Post: Triple Net Analysis: How to calculate expense

James StoreyPosted
  • Real Estate Agent
  • Indianapolis, IN
  • Posts 103
  • Votes 111

@Courtney Duong yes the tenant can be responsible for property management as well but it's not always apparent. If the landlord wants to hire a property manager to operate the property, he certainly can do so but for underwriting purposes it wouldn't be applicable to determine the value since a majority of investors buying single tenant absolute net leases will elect to self manage since they a merely collecting a NNN lease check and depositing it into their business account. If a NNN property had more robust CAM expenses that a landlord had to manage and bill back to the tenant and multiple tenants, then a property management fee would be more applicable.

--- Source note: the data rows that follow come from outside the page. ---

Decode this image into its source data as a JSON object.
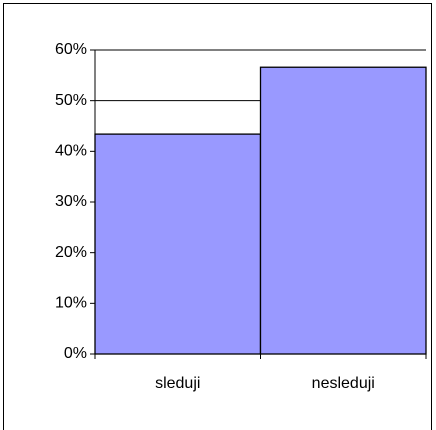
{
  "chart_data": {
    "type": "bar",
    "categories": [
      "sleduji",
      "nesleduji"
    ],
    "values": [
      43.4,
      56.6
    ],
    "color": "#9999ff",
    "ylim": [
      0,
      60
    ],
    "yticks": [
      {
        "value": 0,
        "label": "0%"
      },
      {
        "value": 10,
        "label": "10%"
      },
      {
        "value": 20,
        "label": "20%"
      },
      {
        "value": 30,
        "label": "30%"
      },
      {
        "value": 40,
        "label": "40%"
      },
      {
        "value": 50,
        "label": "50%"
      },
      {
        "value": 60,
        "label": "60%"
      }
    ],
    "grid": true
  }
}
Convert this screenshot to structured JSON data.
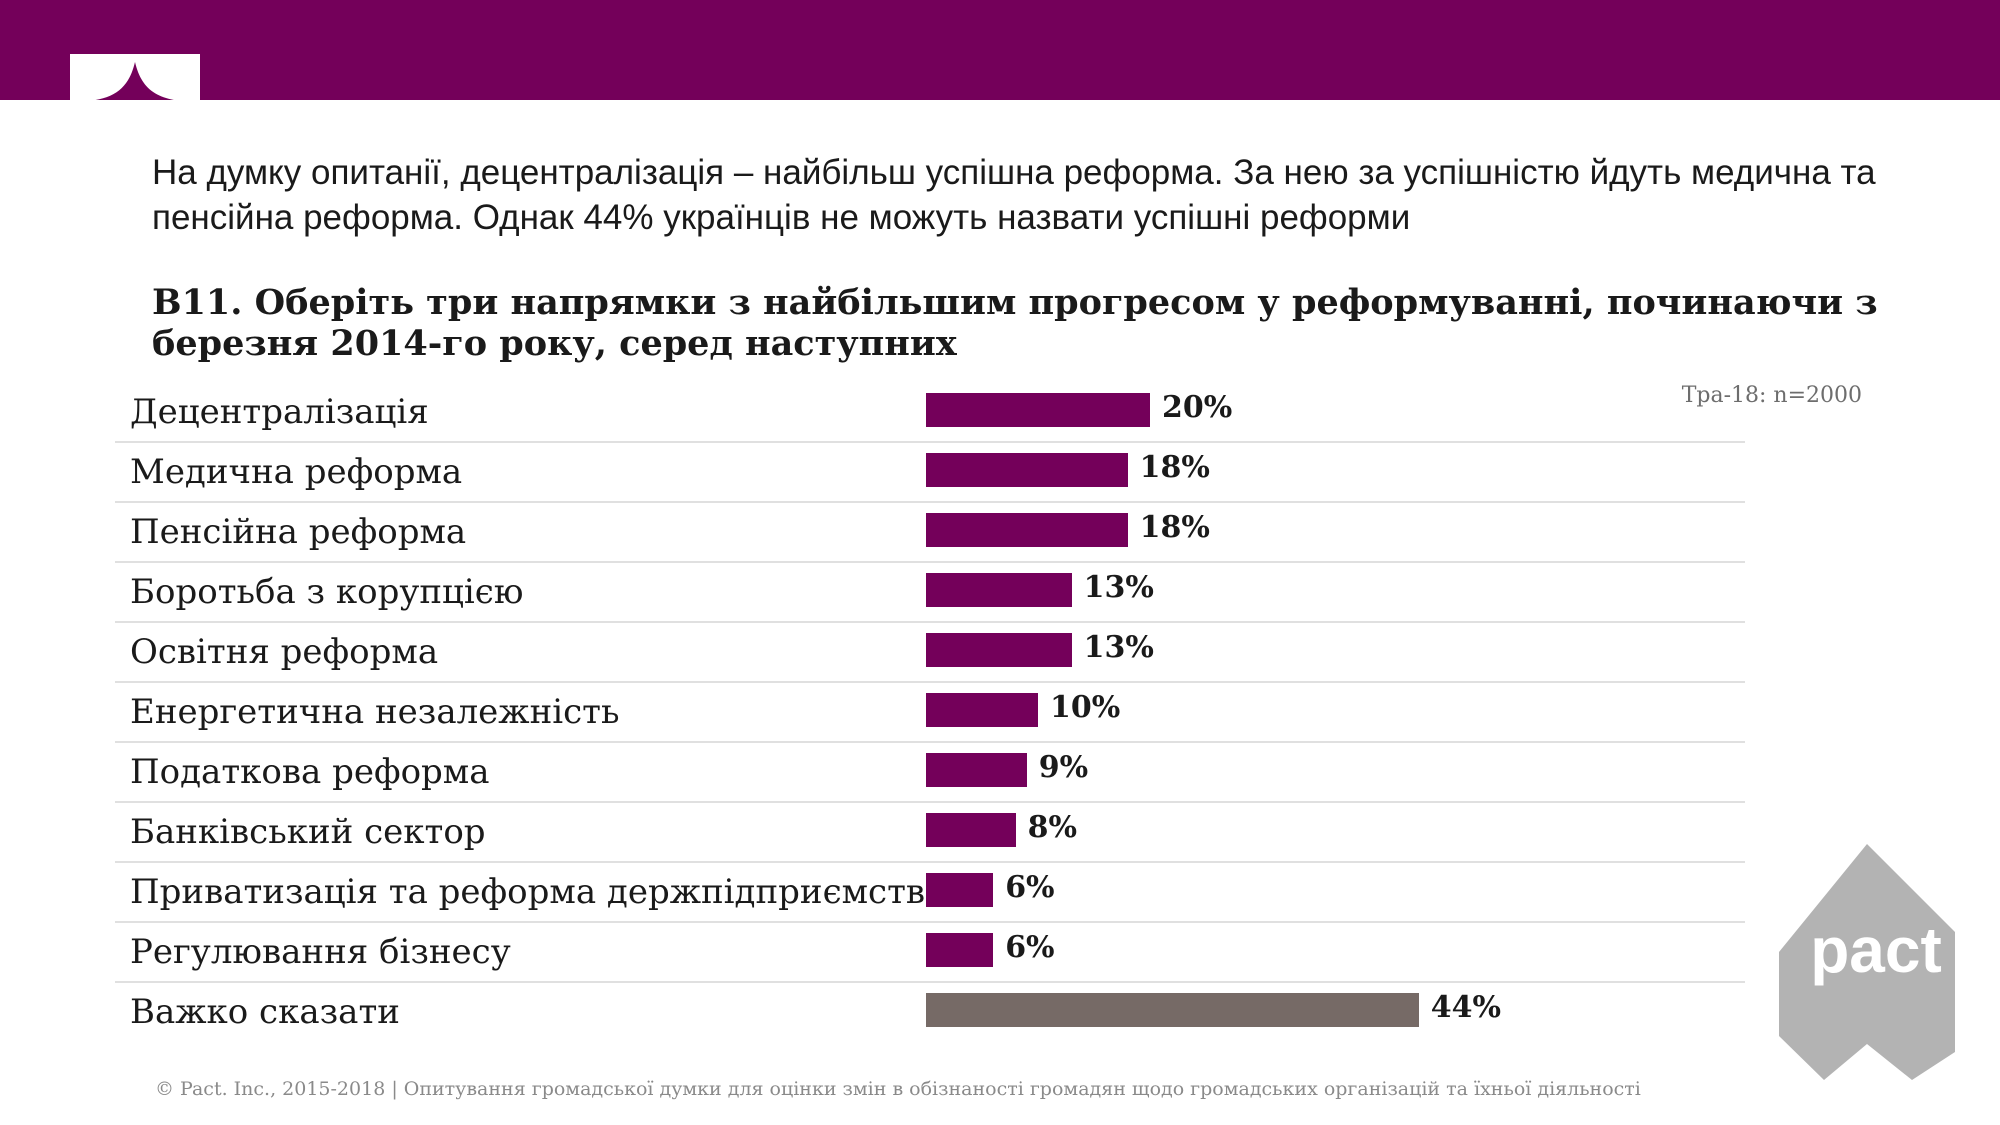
{
  "headline": "На думку опитанії, децентралізація – найбільш успішна реформа. За нею за успішністю йдуть медична та пенсійна реформа. Однак 44% українців не можуть назвати успішні реформи",
  "sample_note": "Тра-18: n=2000",
  "footer": "© Pact. Inc., 2015-2018 | Опитування громадської думки для оцінки змін в обізнаності громадян щодо громадських організацій та їхньої діяльності",
  "logo": {
    "text": "pact",
    "icon": "pact-logo"
  },
  "colors": {
    "brand": "#74005a",
    "bar": "#74005a",
    "neutral_bar": "#766a66",
    "logo": "#b3b3b3"
  },
  "chart_data": {
    "type": "bar",
    "orientation": "horizontal",
    "title": "В11. Оберіть три напрямки з найбільшим прогресом у реформуванні, починаючи з березня 2014-го року, серед наступних",
    "categories": [
      "Децентралізація",
      "Медична реформа",
      "Пенсійна реформа",
      "Боротьба з корупцією",
      "Освітня реформа",
      "Енергетична незалежність",
      "Податкова реформа",
      "Банківський сектор",
      "Приватизація та реформа держпідприємств",
      "Регулювання бізнесу",
      "Важко сказати"
    ],
    "values": [
      20,
      18,
      18,
      13,
      13,
      10,
      9,
      8,
      6,
      6,
      44
    ],
    "labels": [
      "20%",
      "18%",
      "18%",
      "13%",
      "13%",
      "10%",
      "9%",
      "8%",
      "6%",
      "6%",
      "44%"
    ],
    "unit": "%",
    "xlim": [
      0,
      100
    ],
    "highlight_last_as_neutral": true
  }
}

Post: Triple Net Analysis: How to calculate expense

James StoreyPosted
  • Real Estate Agent
  • Indianapolis, IN
  • Posts 103
  • Votes 111

If it is an absolute NNN lease, then the landlord should only be responsible for accounting fees (tax prep) and legal fees.

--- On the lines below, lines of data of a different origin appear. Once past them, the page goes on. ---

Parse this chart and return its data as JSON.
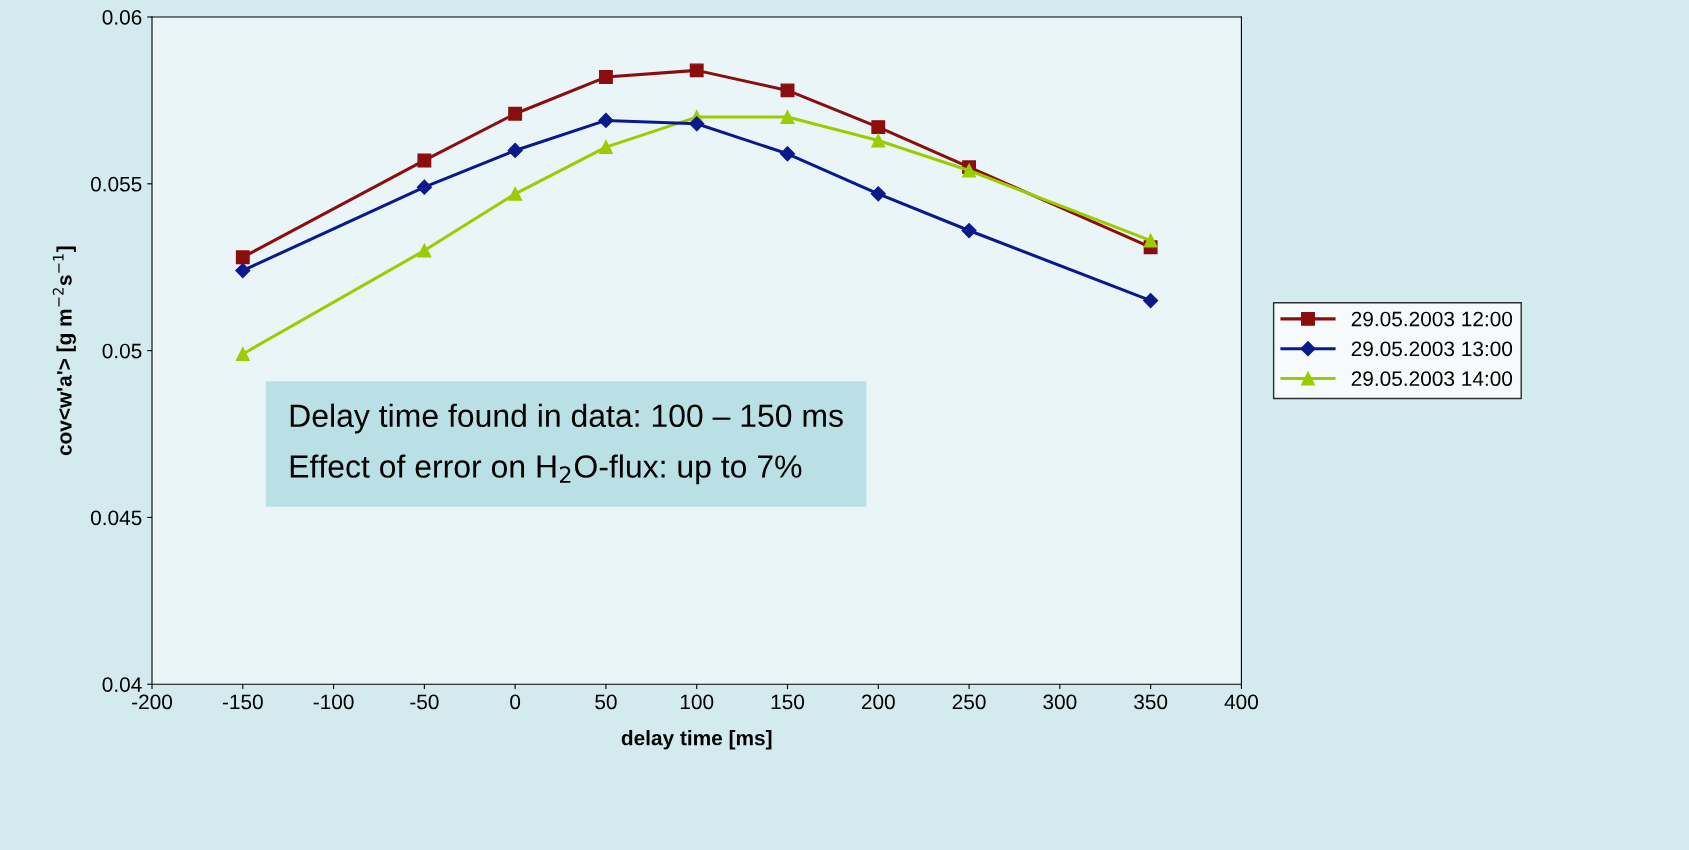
{
  "chart_data": {
    "type": "line",
    "xlabel": "delay time [ms]",
    "ylabel": "cov<w'a'> [g m$^{−2}$s$^{−1}$]",
    "x": [
      -150,
      -50,
      0,
      50,
      100,
      150,
      200,
      250,
      350
    ],
    "series": [
      {
        "name": "29.05.2003 12:00",
        "color": "#8b0e0e",
        "marker": "square",
        "values": [
          0.0528,
          0.0557,
          0.0571,
          0.0582,
          0.0584,
          0.0578,
          0.0567,
          0.0555,
          0.0531
        ]
      },
      {
        "name": "29.05.2003 13:00",
        "color": "#0a1a8c",
        "marker": "diamond",
        "values": [
          0.0524,
          0.0549,
          0.056,
          0.0569,
          0.0568,
          0.0559,
          0.0547,
          0.0536,
          0.0515
        ]
      },
      {
        "name": "29.05.2003 14:00",
        "color": "#9acd00",
        "marker": "triangle",
        "values": [
          0.0499,
          0.053,
          0.0547,
          0.0561,
          0.057,
          0.057,
          0.0563,
          0.0554,
          0.0533
        ]
      }
    ],
    "xlim": [
      -200,
      400
    ],
    "xticks": [
      -200,
      -150,
      -100,
      -50,
      0,
      50,
      100,
      150,
      200,
      250,
      300,
      350,
      400
    ],
    "ylim": [
      0.04,
      0.06
    ],
    "yticks": [
      0.04,
      0.045,
      0.05,
      0.055,
      0.06
    ],
    "annotations": [
      "Delay time found in data: 100 – 150 ms\nEffect of error on H$_{2}$O-flux: up to 7%"
    ],
    "legend": "right",
    "grid": false,
    "line_style": "solid"
  }
}
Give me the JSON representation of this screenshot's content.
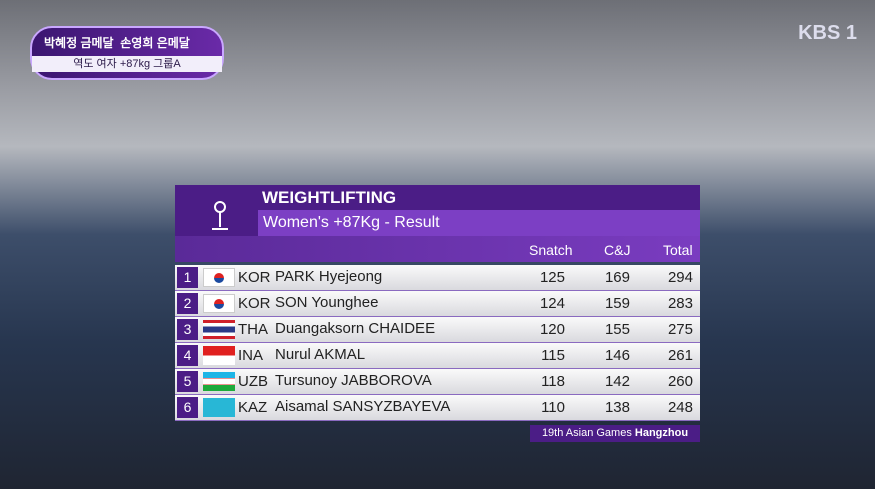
{
  "badge": {
    "gold": "박혜정 금메달",
    "silver": "손영희 은메달",
    "event": "역도 여자 +87kg 그룹A"
  },
  "logo": "KBS 1",
  "header": {
    "title": "WEIGHTLIFTING",
    "subtitle": "Women's +87Kg - Result"
  },
  "table": {
    "columns": [
      "Snatch",
      "C&J",
      "Total"
    ],
    "rows": [
      [
        "1",
        "KOR",
        "PARK Hyejeong",
        "125",
        "169",
        "294"
      ],
      [
        "2",
        "KOR",
        "SON Younghee",
        "124",
        "159",
        "283"
      ],
      [
        "3",
        "THA",
        "Duangaksorn CHAIDEE",
        "120",
        "155",
        "275"
      ],
      [
        "4",
        "INA",
        "Nurul AKMAL",
        "115",
        "146",
        "261"
      ],
      [
        "5",
        "UZB",
        "Tursunoy JABBOROVA",
        "118",
        "142",
        "260"
      ],
      [
        "6",
        "KAZ",
        "Aisamal SANSYZBAYEVA",
        "110",
        "138",
        "248"
      ]
    ]
  },
  "footer": {
    "event": "19th Asian Games",
    "city": "Hangzhou"
  }
}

Also, you want to read the lease to see if the landlord is responsible for any capital improvements. If they are, you might want to add a capital reserve expense to your underwriting although its not a true operating expense i.e. capital. If its a 4% CAP, I would be hard pressed to believe landlord has any responsibility.

Post: Where do you find deals and investment companies?

James StoreyPosted
  • Real Estate Agent
  • Indianapolis, IN
  • Posts 103
  • Votes 111

Building relationships with agents that specialize in your product type in the areas you are looking to purchase is a good way to find deals. Especially ones that know a lot of different owners and aren't afraid to make calls to those owners. It's not guaranteed they will always have what you are looking for but once they come across something, particularly off market, you can make it where you are the first one they will call especially if you show them you can perform on the close.

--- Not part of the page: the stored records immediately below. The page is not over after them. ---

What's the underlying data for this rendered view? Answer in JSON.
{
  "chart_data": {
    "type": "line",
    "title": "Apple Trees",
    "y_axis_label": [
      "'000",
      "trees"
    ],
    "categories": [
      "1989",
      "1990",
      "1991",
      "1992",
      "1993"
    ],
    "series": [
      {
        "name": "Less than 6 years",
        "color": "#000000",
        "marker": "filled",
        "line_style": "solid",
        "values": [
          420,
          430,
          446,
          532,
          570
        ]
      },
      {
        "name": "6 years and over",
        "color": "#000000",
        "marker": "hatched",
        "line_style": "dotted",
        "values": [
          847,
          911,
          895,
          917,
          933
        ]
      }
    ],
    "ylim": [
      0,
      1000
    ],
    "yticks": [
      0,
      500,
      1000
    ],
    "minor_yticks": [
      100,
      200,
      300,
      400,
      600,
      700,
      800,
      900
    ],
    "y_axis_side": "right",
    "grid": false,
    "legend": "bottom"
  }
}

When I first got started in brokerage, I found out which investors were the serious buyers quickly after sending great deals and they would snatch it up right away. At the same time, I found out who the tire kickers were, where it seemed like the deal was never good enough for them. As I always say, the great deals always goes to the ones who can perform and has the most meaningful relationships.

Post: Future of small commercial shops?

James StoreyPosted
  • Real Estate Agent
  • Indianapolis, IN
  • Posts 103
  • Votes 111

In my experience, a lot of commercial investors will defend an investing strategy if it is something that made them wealthy with not realizing that trends change slowly over time. I can't tell you how many times it financially makes sense to sell a property after the going was getting good but the owner will find reasons to hold and continue until it's too late. Long story short, it's hard telling how your dads retail investment will far through this pandemic and into the future without knowing the details. This could be a Rockstar property in an amazing location that can be repurposed from retail.

Right now, commercial investments, particular retail purpose commercial is in for some hurt in my opinion. The mixture with low interest rates compressing CAP rates and demand for retail space diminishing, we will more than likely see stagnant rent growth and rising cap rate (as interest rates increase). Really, this is typical of the end of any business cycle but retail is just another mix and will go through some major changes. Just my two cents.